Echocardiographic and Socioeconomic Predictors of Progression of Moderate Tricuspid Regurgitation: A Single Center Study

Journal of the American College of Cardiology Manuscript
Authors Maria Gabriela Gastanadui, Harish Ravipati, Miguel Sotelo, Chris Rogers, Loren Wagner, and Efstathia Andrikopoulou

Background

Predictors of tricuspid regurgitation (TR) progression are poorly understood. We assessed echocardiographic (TTE), clinical and socioeconomic (SES) factors as predictors of progression from moderate to severe TR.

Methods

54,315 patients were retrospectively screened for moderate TR with an index TTE between 05/2017 to 10/2020 and a follow-up TTE at least 30 days after. Those with intracardiac device, tricuspid valve prosthesis/band/ring, at least moderate mitral regurgitation and/or aortic stenosis or regurgitation and history of Ebstein’s were excluded.
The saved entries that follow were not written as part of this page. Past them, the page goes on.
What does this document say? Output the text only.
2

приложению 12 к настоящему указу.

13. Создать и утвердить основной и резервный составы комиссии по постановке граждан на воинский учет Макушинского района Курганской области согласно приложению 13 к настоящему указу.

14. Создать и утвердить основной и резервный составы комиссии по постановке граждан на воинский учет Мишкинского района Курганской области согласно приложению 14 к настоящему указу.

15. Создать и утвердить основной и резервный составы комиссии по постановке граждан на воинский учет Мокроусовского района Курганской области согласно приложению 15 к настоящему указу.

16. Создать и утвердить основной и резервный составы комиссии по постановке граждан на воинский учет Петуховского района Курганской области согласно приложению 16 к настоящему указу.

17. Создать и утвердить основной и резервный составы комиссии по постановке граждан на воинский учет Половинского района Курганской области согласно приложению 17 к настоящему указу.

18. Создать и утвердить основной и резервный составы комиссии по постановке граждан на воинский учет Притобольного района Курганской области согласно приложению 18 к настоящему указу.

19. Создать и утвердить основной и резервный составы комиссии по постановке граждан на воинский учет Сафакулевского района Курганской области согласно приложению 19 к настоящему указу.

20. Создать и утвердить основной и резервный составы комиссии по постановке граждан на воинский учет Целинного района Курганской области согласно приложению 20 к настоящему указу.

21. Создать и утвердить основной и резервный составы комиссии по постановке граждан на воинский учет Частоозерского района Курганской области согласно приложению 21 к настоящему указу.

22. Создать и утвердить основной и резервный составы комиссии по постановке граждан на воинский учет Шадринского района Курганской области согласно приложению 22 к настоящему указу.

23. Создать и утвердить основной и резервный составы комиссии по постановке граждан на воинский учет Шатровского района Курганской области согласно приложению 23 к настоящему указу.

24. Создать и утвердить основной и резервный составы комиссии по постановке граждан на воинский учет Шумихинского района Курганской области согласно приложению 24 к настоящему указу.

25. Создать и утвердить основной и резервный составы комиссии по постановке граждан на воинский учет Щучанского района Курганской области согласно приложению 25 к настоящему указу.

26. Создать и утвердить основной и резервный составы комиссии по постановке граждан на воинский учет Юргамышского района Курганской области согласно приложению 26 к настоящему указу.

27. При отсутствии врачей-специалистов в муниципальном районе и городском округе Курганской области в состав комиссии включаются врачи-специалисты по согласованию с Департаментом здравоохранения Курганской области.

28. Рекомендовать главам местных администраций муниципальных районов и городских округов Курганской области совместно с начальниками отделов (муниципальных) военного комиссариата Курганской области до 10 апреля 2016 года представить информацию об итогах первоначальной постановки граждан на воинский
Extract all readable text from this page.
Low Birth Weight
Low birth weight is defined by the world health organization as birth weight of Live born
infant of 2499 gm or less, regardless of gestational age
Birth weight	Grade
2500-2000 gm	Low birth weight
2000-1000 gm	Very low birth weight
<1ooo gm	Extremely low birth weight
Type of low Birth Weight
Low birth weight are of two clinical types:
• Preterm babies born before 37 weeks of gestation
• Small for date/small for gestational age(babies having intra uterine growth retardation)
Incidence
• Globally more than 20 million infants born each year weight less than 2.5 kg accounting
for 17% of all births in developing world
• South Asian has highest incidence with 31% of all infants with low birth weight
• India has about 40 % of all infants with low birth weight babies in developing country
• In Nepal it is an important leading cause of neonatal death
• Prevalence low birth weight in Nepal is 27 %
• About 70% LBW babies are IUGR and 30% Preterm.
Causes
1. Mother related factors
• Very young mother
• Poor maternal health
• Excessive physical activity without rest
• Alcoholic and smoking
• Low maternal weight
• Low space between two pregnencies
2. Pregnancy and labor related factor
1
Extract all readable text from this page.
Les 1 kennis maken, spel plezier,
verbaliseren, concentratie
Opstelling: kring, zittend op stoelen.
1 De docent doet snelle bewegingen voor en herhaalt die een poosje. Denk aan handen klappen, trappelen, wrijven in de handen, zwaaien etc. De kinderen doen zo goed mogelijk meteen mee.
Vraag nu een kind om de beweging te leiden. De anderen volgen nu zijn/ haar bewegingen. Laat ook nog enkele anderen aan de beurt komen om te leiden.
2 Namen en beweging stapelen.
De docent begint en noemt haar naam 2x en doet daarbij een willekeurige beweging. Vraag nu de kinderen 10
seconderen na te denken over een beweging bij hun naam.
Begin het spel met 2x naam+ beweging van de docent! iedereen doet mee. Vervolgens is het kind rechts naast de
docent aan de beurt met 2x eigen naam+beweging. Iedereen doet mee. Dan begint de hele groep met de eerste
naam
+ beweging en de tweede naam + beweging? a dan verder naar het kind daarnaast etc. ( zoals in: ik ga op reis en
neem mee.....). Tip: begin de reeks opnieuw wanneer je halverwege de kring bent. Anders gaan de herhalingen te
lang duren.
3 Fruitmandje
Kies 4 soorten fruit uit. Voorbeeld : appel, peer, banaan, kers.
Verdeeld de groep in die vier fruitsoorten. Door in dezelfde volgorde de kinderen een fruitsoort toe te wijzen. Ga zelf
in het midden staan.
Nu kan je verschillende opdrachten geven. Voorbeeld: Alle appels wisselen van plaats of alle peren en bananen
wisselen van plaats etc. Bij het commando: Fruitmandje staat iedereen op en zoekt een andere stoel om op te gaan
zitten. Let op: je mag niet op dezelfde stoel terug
Endpoint was progression to severe TR. Mpirik Cardiac Intelligence® and Natural Language Processing (NLP) screened TTE reports for numerical and language data. Zip code-linked census data (ZCCD) were extracted as SES indices. Univariate Cox proportional hazard model was performed.

Results

529 patients were included. 22% progressed to severe TR (mean 390 ± 295 days; 56% of them progressed within the first year of follow up). Mean age was 67.37 ±15.7. 40% were male, 40% black and 43% had atrial fibrillation/flutter. Mean left ventricular ejection fraction was 51.6% ± 16%. Right ventricle systolic dysfunction and ZCCD as % black population, % population in poverty and average income were significant TR progression predictors (Figure 1).

Conclusion

SES and TTE markers correlated with higher risk of TR progression. Our analysis offers insights into the need for personalized echocardiographic monitoring of patients with moderate TR.